简介: AI审核农业账户余额异常设计。集成数据模拟、特征工程、随机森林审核模型及评估模块

下载地址:http://lanzou.com.cn/i09343b5f

image.png

"""
农业余额审核训练系统 (Agricultural Balance Audit Training System)
一个用于模拟和训练AI审核农业账户余额变化的系统。
包含数据生成、审核模型、训练与评估模块。
"""

import numpy as np
import pandas as pd
from sklearn.ensemble import RandomForestClassifier
from sklearn.model_selection import train_test_split
from sklearn.metrics import classification_report, confusion_matrix, accuracy_score
from sklearn.preprocessing import StandardScaler
import joblib
import os
from datetime import datetime, timedelta
import warnings
warnings.filterwarnings('ignore')

==================== 1. 数据模拟模块 ====================

class AgriculturalDataSimulator:
"""模拟农业账户余额及交易数据"""

def __init__(self, random_seed=42):
    self.random_seed = random_seed
    np.random.seed(random_seed)

    # 农业类型及对应的正常波动范围
    self.agriculture_types = ['种植业', '畜牧业', '渔业', '林业', '混合农业']
    self.seasonal_factors = {
        '种植业': {'春季': 1.2, '夏季': 1.5, '秋季': 2.0, '冬季': 0.8},
        '畜牧业': {'春季': 1.1, '夏季': 1.2, '秋季': 1.1, '冬季': 1.0},
        '渔业': {'春季': 1.1, '夏季': 1.4, '秋季': 1.3, '冬季': 0.9},
        '林业': {'春季': 1.0, '夏季': 1.2, '秋季': 1.3, '冬季': 0.9},
        '混合农业': {'春季': 1.1, '夏季': 1.3, '秋季': 1.4, '冬季': 0.9}
    }

def _get_season(self, date):
    """根据日期获取季节"""
    month = date.month
    if month in [3, 4, 5]:
        return '春季'
    elif month in [6, 7, 8]:
        return '夏季'
    elif month in [9, 10, 11]:
        return '秋季'
    else:
        return '冬季'

def generate_accounts(self, n_accounts=1000):
    """生成农业账户基础信息"""
    accounts = []
    for i in range(n_accounts):
        acc_type = np.random.choice(self.agriculture_types)
        # 基础余额:根据农业类型不同有所差异
        base_balance = np.random.uniform(
            50000 if acc_type in ['种植业', '混合农业'] else 30000,
            500000 if acc_type in ['种植业', '畜牧业'] else 200000
        )
        accounts.append({
            'account_id': f'AGRI_{i+1:05d}',
            'agriculture_type': acc_type,
            'region': np.random.choice(['华北', '华东', '华南', '西南', '西北', '东北']),
            'farm_size': np.random.choice(['小型', '中型', '大型'], p=[0.4, 0.4, 0.2]),
            'base_balance': base_balance,
            'credit_score': np.random.randint(300, 850),
            'established_years': np.random.randint(1, 30)
        })
    return pd.DataFrame(accounts)

def generate_transactions(self, accounts_df, months=12):
    """为账户生成月度交易流水和余额变化"""
    all_records = []
    end_date = datetime(2024, 12, 31)

    for _, account in accounts_df.iterrows():
        acc_id = account['account_id']
        acc_type = account['agriculture_type']
        base_balance = account['base_balance']

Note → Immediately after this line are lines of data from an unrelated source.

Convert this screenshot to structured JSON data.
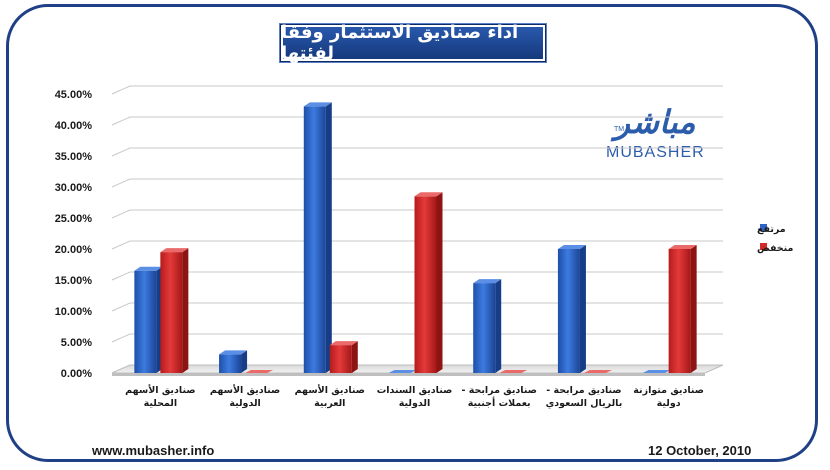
{
  "footer": {
    "website": "www.mubasher.info",
    "date": "12 October, 2010"
  },
  "logo": {
    "arabic": "مباشر",
    "english": "MUBASHER",
    "tm": "TM"
  },
  "colors": {
    "frame": "#1f3f86",
    "title_bg": "#1e4a9a",
    "series_high": "#2e63c4",
    "series_low": "#d32a2a"
  },
  "chart_data": {
    "type": "bar",
    "title": "اداء صناديق الاستثمار وفقا لفئتها",
    "categories": [
      [
        "صناديق الأسهم",
        "المحلية"
      ],
      [
        "صناديق الأسهم",
        "الدولية"
      ],
      [
        "صناديق الأسهم",
        "العربية"
      ],
      [
        "صناديق السندات",
        "الدولية"
      ],
      [
        "صناديق مرابحة -",
        "بعملات أجنبية"
      ],
      [
        "صناديق مرابحة -",
        "بالريال السعودي"
      ],
      [
        "صناديق متوازنة",
        "دولية"
      ]
    ],
    "series": [
      {
        "name": "مرتفع",
        "color": "#2e63c4",
        "values": [
          16.5,
          3.0,
          43.0,
          0.0,
          14.5,
          20.0,
          0.0
        ]
      },
      {
        "name": "منخفض",
        "color": "#d32a2a",
        "values": [
          19.5,
          0.0,
          4.5,
          28.5,
          0.0,
          0.0,
          20.0
        ]
      }
    ],
    "yticks": [
      "0.00%",
      "5.00%",
      "10.00%",
      "15.00%",
      "20.00%",
      "25.00%",
      "30.00%",
      "35.00%",
      "40.00%",
      "45.00%"
    ],
    "ylim": [
      0,
      45
    ],
    "xlabel": "",
    "ylabel": "",
    "grid": true,
    "legend_position": "right"
  }
}
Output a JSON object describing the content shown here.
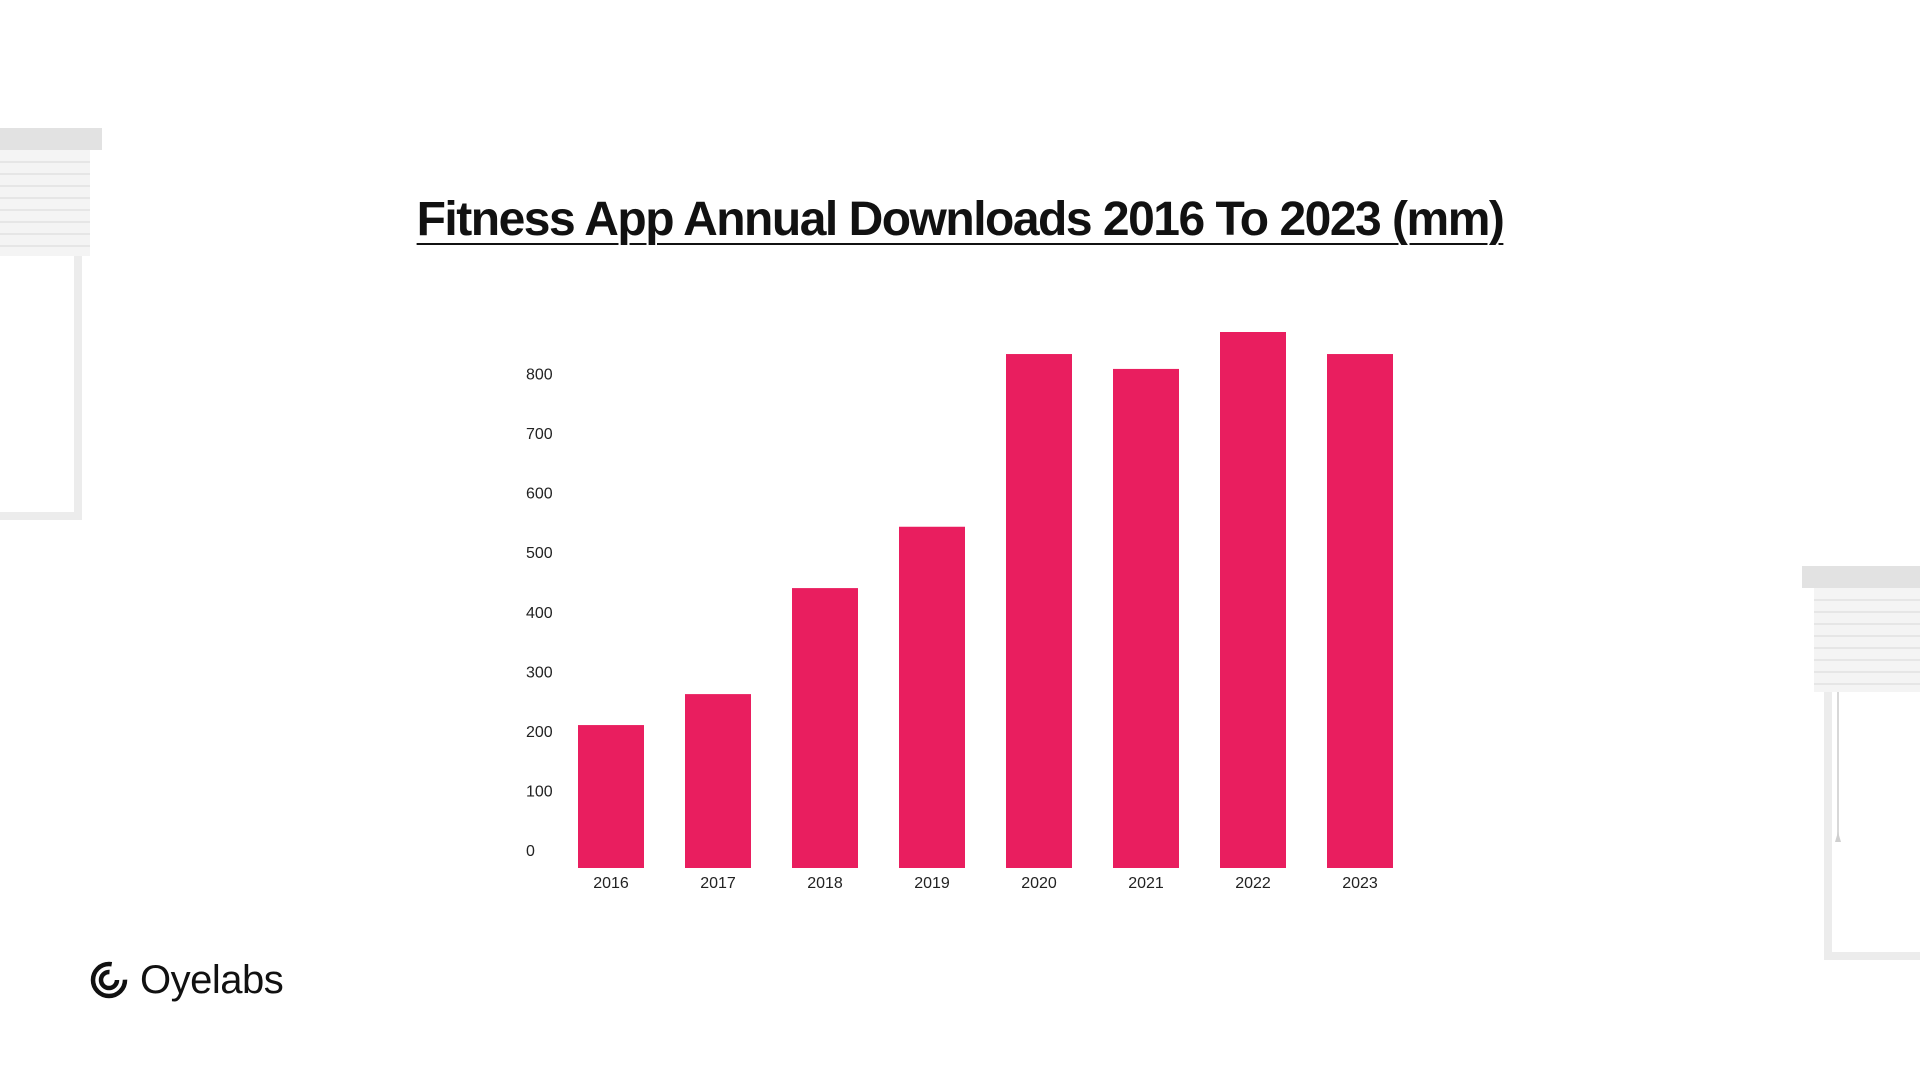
{
  "brand": {
    "name": "Oyelabs",
    "icon": "oyelabs-logo-icon"
  },
  "decor": {
    "left_icon": "window-blind-icon",
    "right_icon": "window-blind-icon"
  },
  "colors": {
    "bar": "#E91E5F",
    "text": "#111111",
    "decor": "#E6E6E6"
  },
  "chart_data": {
    "type": "bar",
    "title": "Fitness App Annual Downloads 2016 To 2023 (mm)",
    "xlabel": "",
    "ylabel": "",
    "categories": [
      "2016",
      "2017",
      "2018",
      "2019",
      "2020",
      "2021",
      "2022",
      "2023"
    ],
    "values": [
      240,
      292,
      470,
      573,
      863,
      838,
      900,
      863
    ],
    "yticks": [
      "0",
      "100",
      "200",
      "300",
      "400",
      "500",
      "600",
      "700",
      "800"
    ],
    "ylim": [
      0,
      900
    ],
    "grid": false,
    "legend": "none"
  }
}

        current_balance = base_balance
        for m in range(months):
            date = end_date - timedelta(days=30 * m)
            season = self._get_season(date)
            seasonal_factor = self.seasonal_factors[acc_type][season]

            # 正常波动:基于季节和农业类型
            normal_fluctuation = np.random.normal(0, 0.1) * seasonal_factor
            # 随机经营收入/支出
            income = np.random.gamma(2, 5000) * (0.5 + seasonal_factor * 0.5)
            expense = np.random.gamma(2, 4000) * (0.6 + seasonal_factor * 0.4)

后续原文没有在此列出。